As a reference for what is a PRC, what are its benefits and what can be included, please take a look at this reference material:
- https://www.opslevel.com/blog/production-readiness-in-depth/
- https://www.cortex.io/post/how-to-create-a-great-production-readiness-checklist
- https://www.techtarget.com/searchsoftwarequality/tip/A-production-readiness-checklist-for-software-development
- https://gruntwork.io/devops-checklist/
Software PRC
The Software PRC defines the criteria that needs to be met for a production release.
This checklist is grouped into categories. You can access the source code of this page to copy and paste the list markdown syntax and paste it into a Github issue before the release:
Documentation
- Code Owners are identified.
- README: The project's README contains all the basic information for the project and links for further information.
- Documentation: There's appropiate and complete published project documentation, with tutorials, How-tos, Reference and Explanation categorizations following the Divio documentation structure.
Security Automation
- Continuous Integration: When commits are pushed, Github Actions are triggered to perform builds, tests and other automatic checks.
- Release automation: Release publishing is automated and triggered using Github Actions. This includes automation of the generation of the Release Notes.
- Unit tests: There are unit tests and they run on the CI pipeline.
- Integration tests: If appropriate, there are integration tests and they run on the CI pipeline.
- Broken tests: Failing tests break the CI pipeline.
- Coverage: Tests coverage is monitored in the CI pipeline.
- Static analysis: static code analysis tools are configured to run in the CI pipeline.
- Code format and lint: standard code format and linting tools is checked to run in the CI pipeline.
- CI Dependencies vulnerabilities: Dependencies are checked automatically in the CI pipeline against vulnerable versions.
Repository security
- Repo permissions: Repository permissions is set using Github teams (@Admins and @Devs respectively).
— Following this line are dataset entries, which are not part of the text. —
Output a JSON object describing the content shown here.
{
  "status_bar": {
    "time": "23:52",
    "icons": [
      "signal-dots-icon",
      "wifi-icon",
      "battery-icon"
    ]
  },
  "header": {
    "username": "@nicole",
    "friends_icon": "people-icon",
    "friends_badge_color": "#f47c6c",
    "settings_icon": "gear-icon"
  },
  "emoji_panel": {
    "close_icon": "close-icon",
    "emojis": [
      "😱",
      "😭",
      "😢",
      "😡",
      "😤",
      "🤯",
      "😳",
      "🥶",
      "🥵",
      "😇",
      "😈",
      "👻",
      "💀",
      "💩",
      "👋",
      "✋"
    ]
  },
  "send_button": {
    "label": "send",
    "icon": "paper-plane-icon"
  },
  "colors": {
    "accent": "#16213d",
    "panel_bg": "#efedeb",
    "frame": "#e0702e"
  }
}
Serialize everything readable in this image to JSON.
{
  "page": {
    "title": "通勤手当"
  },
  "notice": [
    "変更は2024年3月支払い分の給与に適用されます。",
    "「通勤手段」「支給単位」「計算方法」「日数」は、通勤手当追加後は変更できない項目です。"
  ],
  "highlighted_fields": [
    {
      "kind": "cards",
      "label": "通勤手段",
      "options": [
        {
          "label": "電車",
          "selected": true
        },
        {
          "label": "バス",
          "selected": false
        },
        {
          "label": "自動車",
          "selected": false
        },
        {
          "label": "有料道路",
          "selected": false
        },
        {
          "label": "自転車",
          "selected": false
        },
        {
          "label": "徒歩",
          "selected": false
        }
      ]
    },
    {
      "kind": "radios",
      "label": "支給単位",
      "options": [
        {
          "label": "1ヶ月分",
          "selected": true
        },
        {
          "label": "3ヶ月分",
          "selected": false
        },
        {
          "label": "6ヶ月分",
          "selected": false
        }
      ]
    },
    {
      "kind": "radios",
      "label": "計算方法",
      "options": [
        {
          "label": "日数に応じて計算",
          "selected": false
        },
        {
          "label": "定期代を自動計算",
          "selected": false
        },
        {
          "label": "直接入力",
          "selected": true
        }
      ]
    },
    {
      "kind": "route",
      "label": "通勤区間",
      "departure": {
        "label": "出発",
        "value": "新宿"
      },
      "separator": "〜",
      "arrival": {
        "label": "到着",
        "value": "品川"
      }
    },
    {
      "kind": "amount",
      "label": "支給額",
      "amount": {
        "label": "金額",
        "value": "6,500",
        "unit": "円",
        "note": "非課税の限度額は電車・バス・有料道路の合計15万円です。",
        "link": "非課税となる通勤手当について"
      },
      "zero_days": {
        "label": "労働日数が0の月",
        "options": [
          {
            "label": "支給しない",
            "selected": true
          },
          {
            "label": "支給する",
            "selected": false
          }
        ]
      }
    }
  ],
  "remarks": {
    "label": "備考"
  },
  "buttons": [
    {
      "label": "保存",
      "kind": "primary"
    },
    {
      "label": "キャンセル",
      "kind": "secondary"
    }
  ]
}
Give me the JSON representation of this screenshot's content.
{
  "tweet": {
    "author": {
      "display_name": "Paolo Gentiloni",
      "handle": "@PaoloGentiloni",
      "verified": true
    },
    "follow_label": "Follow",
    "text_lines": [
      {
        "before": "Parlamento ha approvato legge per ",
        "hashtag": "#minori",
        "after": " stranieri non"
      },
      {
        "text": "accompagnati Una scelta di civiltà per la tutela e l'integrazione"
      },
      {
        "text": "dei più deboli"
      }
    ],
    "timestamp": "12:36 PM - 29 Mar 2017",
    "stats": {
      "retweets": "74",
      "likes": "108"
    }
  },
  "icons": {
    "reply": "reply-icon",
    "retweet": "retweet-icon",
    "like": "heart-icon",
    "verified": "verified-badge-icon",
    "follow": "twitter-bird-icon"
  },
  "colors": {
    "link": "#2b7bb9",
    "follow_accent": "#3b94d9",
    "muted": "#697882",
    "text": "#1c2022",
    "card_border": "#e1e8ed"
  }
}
- Dependabot alerts: Dependabot is configured to send alerts regularly (at least every week) when a dependency has a vulnerability in supported branches.
- Security policy: A security policy is configured in the repository. The security policy defines what is a vulnerability and how to report it and what is the fixing and disclusure process.
Build and development
- Reproducible builds: The project uses Nix when possible to generate reproducible builds.
- Dev Containers: The project is configured to use Dev Containers to make it as easy and reproducible as possible to develop and debug.
Compliance
- Dependencies licenses: Dependencies are checked automatically in the CI pipeline to have compatible/allowed licenses.
- Code license: License for each file is checked in the CI pipeline with REUSE.
- Compatibility: Compatibility with browsers/platforms is checked in the CI pipeline.
Other
- Benchmarks: An automated benchmark suite should be run in the CI pipeline, allowing it to be the base for future load/stress testing in the Deployment PRC.
- Accessibility: The interface is fully WCAG 2.1 compliant, according to the Accessibility Guide.